The e-mails also revealed a significant activist disillusionment with CDRH’s Office of the Ombudsman, which for years since director Les Weinstein retired has demonstrated no publicly visible positive results, and to which other offices routinely refer LASIK complainers.

Ferris’s admitted inability to “fix the past”—a past that he, Waxler, and current CDRH director of ophthalmic devices Malvina Eydelman all contributed to—has been taken as a challenge by the LASIK activists.

In e-mail exchanges in January they were energized by the idea of pursuing the alleged wrongdoing they had uncovered in the clinical trials underpinning the original LASIK laser approvals, wrongdoing first uncovered by Waxler long after he had left FDA.

They call it “fraud”—something that if shown should be sufficient to reverse the device approvals. But, as FDA’s petition denial letter to Waxler put in cold black-and-white, he hadn’t met the “statutory standard” of proof (at least in FDA lawyers’ eyes).

Even if he had, or even if the activists today can, the statute of limitations has run out. For this type of crime at the federal level, it is five years from the beginning of the criminal act.

While prosecuting original wrongdoers might be a blind alley now, the tirelessness of the activists’ other Internet-based efforts—now spanning nearly seven years of complaints and questions to FDA—parallel the ultimately successful efforts of AIDS activists during the Reagan Administration, when most people were unaware of the Internet.

Even if the original LASIK PMAs’ now-discredited adverse events data were true (less than 1% incidence), that is the same incidence rate that AIDS has in the United States. Waxler’s recalculation places the actual LASIK rate at nearly 22%.

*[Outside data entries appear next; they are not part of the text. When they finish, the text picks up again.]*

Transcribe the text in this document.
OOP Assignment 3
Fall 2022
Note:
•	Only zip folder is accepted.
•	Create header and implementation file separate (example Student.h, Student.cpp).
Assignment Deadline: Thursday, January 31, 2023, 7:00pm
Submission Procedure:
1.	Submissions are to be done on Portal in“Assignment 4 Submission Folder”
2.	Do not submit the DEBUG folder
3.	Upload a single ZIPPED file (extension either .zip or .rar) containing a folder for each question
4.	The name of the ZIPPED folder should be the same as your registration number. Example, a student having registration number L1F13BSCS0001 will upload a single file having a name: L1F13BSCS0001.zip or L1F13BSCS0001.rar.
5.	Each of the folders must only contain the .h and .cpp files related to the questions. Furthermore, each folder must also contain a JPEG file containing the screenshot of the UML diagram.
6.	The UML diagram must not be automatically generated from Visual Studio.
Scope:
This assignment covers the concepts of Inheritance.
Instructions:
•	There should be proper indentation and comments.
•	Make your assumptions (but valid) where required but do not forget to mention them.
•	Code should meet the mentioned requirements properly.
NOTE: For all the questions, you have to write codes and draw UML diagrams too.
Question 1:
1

Add to the equation the fact that LASIK is a medically unnecessary procedure that leaves a permanent physical injury—a U-shaped cut in the corneal surface that never heals—and you have a battle that, assuming the activists keep up the pressure, FDA is highly unlikely to win on ethical grounds.

Industry money backed by superior political connections, however, might reverse those odds.

Jim Dickinson is MD+DI's contributing editor.